What this is basically saying is that meth at low doses causes CNS effects and little cardiac effect involving peripheral circulation.
High doses can actually cause depression of the heart muscle. Amphetamine on the other hand increases both cardiac and CNS effects at low doses, with higher doses increasing heart rate further.
A possible reason for users experiencing a sudden increase in heart rate after a lower dose of street meth (5-15mg) could be explained by the level of unreacted pseudoephedrine in the speed. Ephedrine causes systolic and diastolic pressure increases and may or may not result in a higher heart rate. I believe this is often the thumping heart feeling experienced after a line of supposed meth.
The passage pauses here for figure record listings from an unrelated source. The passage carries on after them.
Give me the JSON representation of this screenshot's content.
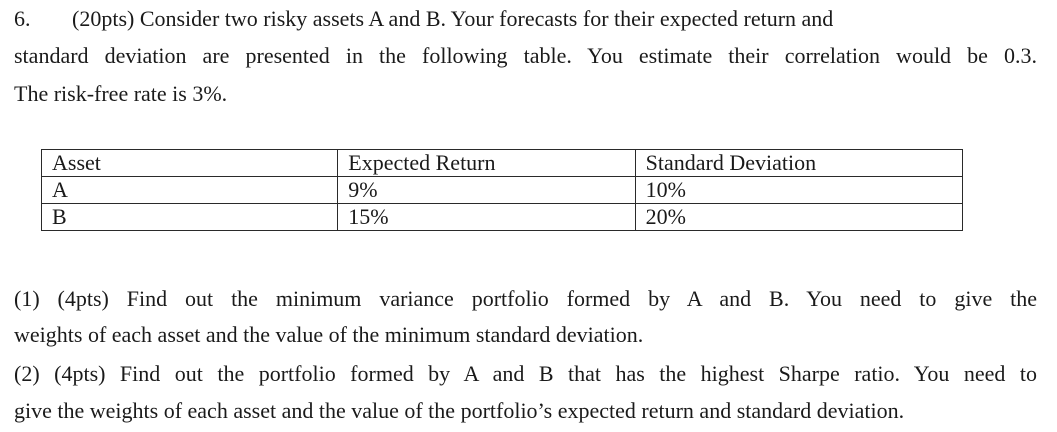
{
  "question": {
    "number": "6.",
    "intro_line1": "(20pts) Consider two risky assets A and B. Your forecasts for their expected return and",
    "intro_line2": "standard deviation are presented in the following table. You estimate their correlation would be 0.3.",
    "intro_line3": "The risk-free rate is 3%."
  },
  "table": {
    "headers": [
      "Asset",
      "Expected Return",
      "Standard Deviation"
    ],
    "rows": [
      [
        "A",
        "9%",
        "10%"
      ],
      [
        "B",
        "15%",
        "20%"
      ]
    ]
  },
  "parts": [
    {
      "line1": "(1)  (4pts) Find out the minimum variance portfolio formed by A and B. You need to give the",
      "line2": "weights of each asset and the value of the minimum standard deviation."
    },
    {
      "line1": "(2)  (4pts) Find out the portfolio formed by A and B that has the highest Sharpe ratio. You need to",
      "line2": "give the weights of each asset and the value of the portfolio’s expected return and standard deviation."
    }
  ]
}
Runner, this is in line with what you mentioned regarding purity. Many people claim to take a half point or more of base, crystal whatever. However, I believe most street whiz base is way less than 50% purity, with most of the contaminant being unreacted pseudoephedrine. It’s not always the case mind you. Anyone with half a brain and a conscience to go with it would be able to get around a 90% conversion with normal techniques, and be able to separate the rubbish.
If we were to examine each of the pharmacological properties of any drug, particularly sympathomimetic amines, we could draw up separate response curves to measure specific changes in BP, heart rate etc. and we would find each would have different dose level characteristics. This is because the binding affinity/ efficacy is different between types of receptor. This is also affected by the body’s efforts to maintain homeostasis, which may increase detoxification by increasing enzyme availability, reduce availability of the receptor through down regulation (more chronic use related), or even prevent activity through preferential binding from a natural antagonist - as seen in the case of some opiates.